Where do we go from here? No one can be sure, but I have tried to guess at the answer in my memoir, A Life in the American Century. Here is how it ends:
What sort of a world am I leaving to my grandchildren and their “Generation Z”? Is the American Century Over? I conclude that the answer is “no,” but that American primacy in this century will not look like the twentieth century. I argued that the greatest danger we face is not that China will surpass us, but that the diffusion of power at home and abroad may produce entropy, or the inability to get anything done.
China is an impressive peer competitor with great strengths but also weaknesses. In assessing the overall balance of power, the U.S. has at least five long-term advantages. One is geography. The U.S. is surrounded by two oceans and two friendly neighbors, while China shares a border with fourteen other countries and is engaged in territorial disputes with several. The U.S. also has an energy advantage, whereas China depends on energy imports. Third, the U.S. derives power from its large transnational financial institutions and the international role of the dollar. A credible reserve currency depends on it being freely convertible, as well as on deep capital markets and the rule of law, which China lacks. The U.S. also has a relative demographic advantage as the only major developed country that is currently projected to hold its place (third) in the global population ranking. Seven of the world’s fifteen largest economies will have a shrinking workforce over the next decade, but the U.S. workforce is expected to increase, while China’s peaked in 2014. Finally, America has been at the forefront in key technologies (bio, nano, and information). China, of course, is investing heavily in research and development and scores well in the numbers of patents, but by its own measures its research universities still rank behind American ones.
All told, the U.S. holds a strong hand in the great power competition, but if we succumb to hysteria about China’s rise or to complacency about its “peak,” we could play our cards poorly. Discarding high-value cards—including strong alliances and influence in international institutions—would be a serious mistake. China is not an existential threat to the U.S. unless we make it one by blundering into a major war. The historical analogy that worries me is 1914, not 1941.

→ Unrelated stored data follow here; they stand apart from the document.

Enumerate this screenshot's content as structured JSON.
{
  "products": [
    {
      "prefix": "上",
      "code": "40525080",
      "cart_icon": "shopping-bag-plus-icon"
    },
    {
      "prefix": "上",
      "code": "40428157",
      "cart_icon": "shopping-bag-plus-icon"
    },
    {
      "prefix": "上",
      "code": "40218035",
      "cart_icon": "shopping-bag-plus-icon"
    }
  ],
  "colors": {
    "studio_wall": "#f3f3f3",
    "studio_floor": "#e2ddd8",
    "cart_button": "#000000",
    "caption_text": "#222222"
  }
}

My greater concern, however, is about domestic change and what it could do to our soft power and the future of the American century. Even if its external power remains dominant, a country can lose its internal virtue and attractiveness to others. The Roman Empire lasted long after it lost its republican form of government. As Benjamin Franklin remarked about the form of American government created by the founders: “A republic if you can keep it.” Political polarization is a problem, and civic life is becoming more complex. Technology is creating an enormous range of opportunities and risks that my grandchildren will face as they cope with the Internet of Things, AI, big data, machine learning, deep fakes, and generative bots—to name but a few. And even larger challenges are approaching from the realms of biotechnology, not to mention coping with climate change.

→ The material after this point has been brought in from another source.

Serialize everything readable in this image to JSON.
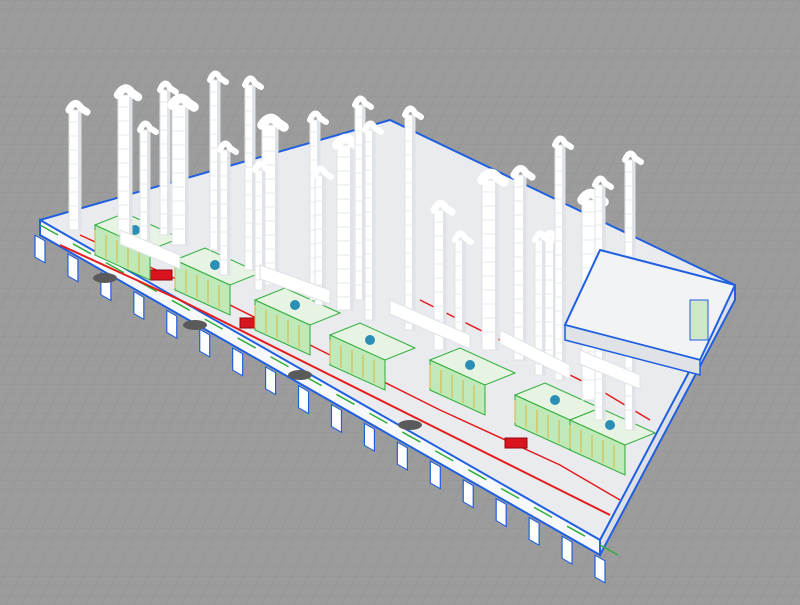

Some historians have compared the flux of ideas and connections today to the turmoil of the Renaissance and Reformation five centuries ago, but on a much larger scale. And those eras were followed by the Thirty Years’ War that killed a third of the population of Germany.
Today, the world is richer and riskier than ever before. I am sometimes asked whether I am optimistic or pessimistic about the future of this country. I reply, “Guardedly optimistic.”
America has many problems—polarization, inequality, loss of trust, mass shootings, deaths of despair from drugs and suicide—just to name a few that make headlines. There is a case for pessimism. At the same time, we have survived worse periods in the 1890s, 1930s and the 1960s as I have described. For all our flaws, the U.S. is an innovative society that, in the past, has been able to recreate and reinvent itself. Maybe Gen Z can do it again. I hope so. We should be wary of counting too heavily on American exceptionalism, but my guarded optimism is described in this account of what it was like to live through the first eight decades of the American century.